SitindaonNews.Com | Indonesia berhasil menciptakan buah durian tanpa duri. Buah yang proses penciptaannya dimulai sejak 2007 ini terlihat seperti melon dan terasa halus ketika dipegang alias botak atau gundul. Kelebihan lainnya adalah, durian tanpa duri ini sangat mudah dipotong, berbeda dengan durian pada umumnya.

"Alhamdulillah, aku lega. Tidak ada lagi yang bisa menyebut durian botak ini sebagai kebohongan belaka," kata Kepala Inspeksi dan Sertifikasi Benih Nusa Tenggara Barat (NTB), Maisin, seperti dikutip dari situs Mashable, Selasa, 28 April 2020.
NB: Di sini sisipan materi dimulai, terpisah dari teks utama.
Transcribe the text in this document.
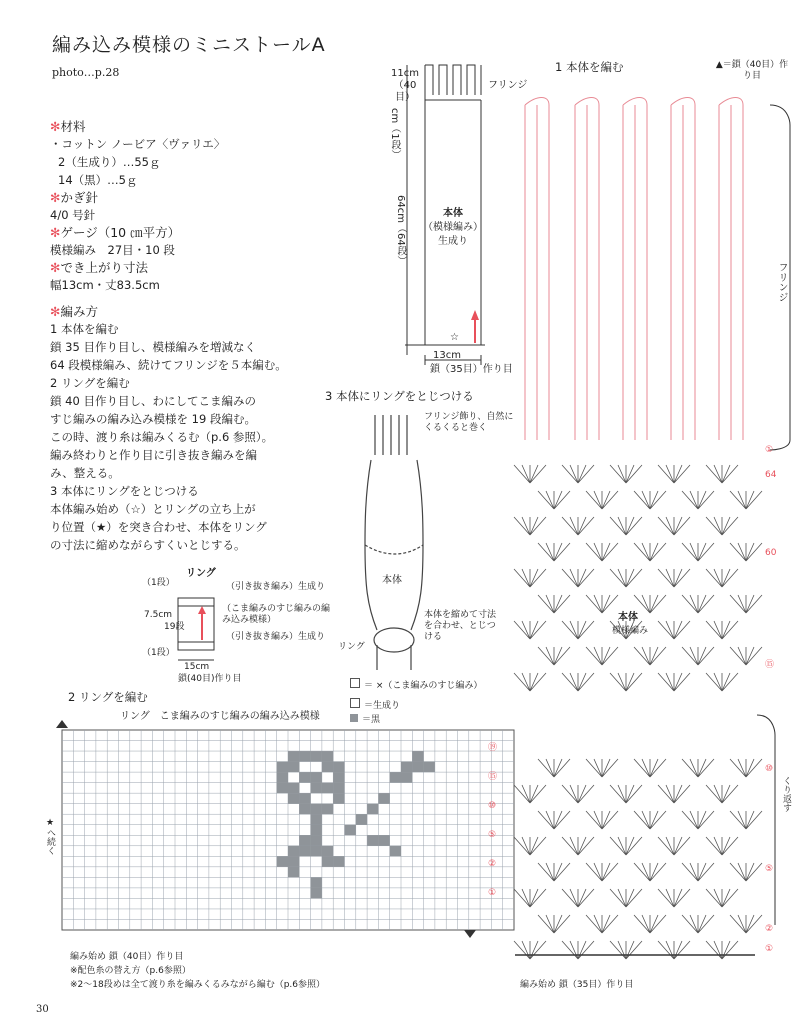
編み込み模様のミニストールA
photo…p.28
✻材料
・コットン ノービア〈ヴァリエ〉
2（生成り）…55ｇ
14（黒）…5ｇ
✻かぎ針
4/0 号針
✻ゲージ（10 ㎝平方）
模様編み　27目・10 段
✻でき上がり寸法
幅13cm・丈83.5cm
✻編み方
1 本体を編む
鎖 35 目作り目し、模様編みを増減なく
64 段模様編み、続けてフリンジを５本編む。
2 リングを編む
鎖 40 目作り目し、わにしてこま編みの
すじ編みの編み込み模様を 19 段編む。
この時、渡り糸は編みくるむ（p.6 参照）。
編み終わりと作り目に引き抜き編みを編
み、整える。
3 本体にリングをとじつける
本体編み始め（☆）とリングの立ち上が
り位置（★）を突き合わせ、本体をリング
の寸法に縮めながらすくいとじする。
11cm（40目）
フリンジ
cm（1段）
64cm（64段）	本体
（模様編み）
生成り
☆
13cm
鎖（35目）作り目
3 本体にリングをとじつける
フリンジ飾り、自然にくるくると巻く
本体
本体を縮めて寸法を合わせ、とじつける
リング
リング
（引き抜き編み）生成り
（こま編みのすじ編みの編み込み模様）
（引き抜き編み）生成り
（1段）
7.5cm
19段
（1段）
15cm
鎖(40目)作り目
＝ ×（こま編みのすじ編み）
＝生成り
＝黒
2 リングを編む
リング　こま編みのすじ編みの編み込み模様
⑲
⑮
⑩
⑤
②
①
★へ続く
編み始め 鎖（40目）作り目
※配色糸の替え方（p.6参照）
※2〜18段めは全て渡り糸を編みくるみながら編む（p.6参照）
1 本体を編む	▲＝鎖（40目）作り目
フリンジ
本体
模様編み
くり返す
①
64
60
⑮
⑩
⑤
②
①
編み始め 鎖（35目）作り目
30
Lebih lanjut ia menjelaskan bahwa daging pada buah ini lebih tipis namun rasanya jauh lebih manis. Jika fakta ini benar, maka Indonesia memiliki durian yang lebih manis dan lebih mudah dipotong.

Sayangnya, membuat durian gundul tidaklah mudah bagi para petani. Proses pembuatannya saja dimulai sejak 2007 di Desa Trenggaluh, dekat dengan Gunung Rinjani. Petani mengambil cangkok dari buah yang telah menumbuhkan durian botak.

Pemilik pohon awalnya curiga jika buah durian yang berbeda dari biasanya ini akan beracun. Namun karena keinginantahuan yang mendalam, ia memutuskan untuk mencobanya.

Ternyata durian gundul ini memiliki rasa yang sama dengan durian pada umumnya. Benih durian ini kemudian digunakan untuk menciptakan lebih banyak lagi durian botak.

Menurut Maisin hanya ada dua persen yang tumbuh dari apa yang mereka tanam, dan mereka resmi menyebutnya dengan 'Durian Gundul'.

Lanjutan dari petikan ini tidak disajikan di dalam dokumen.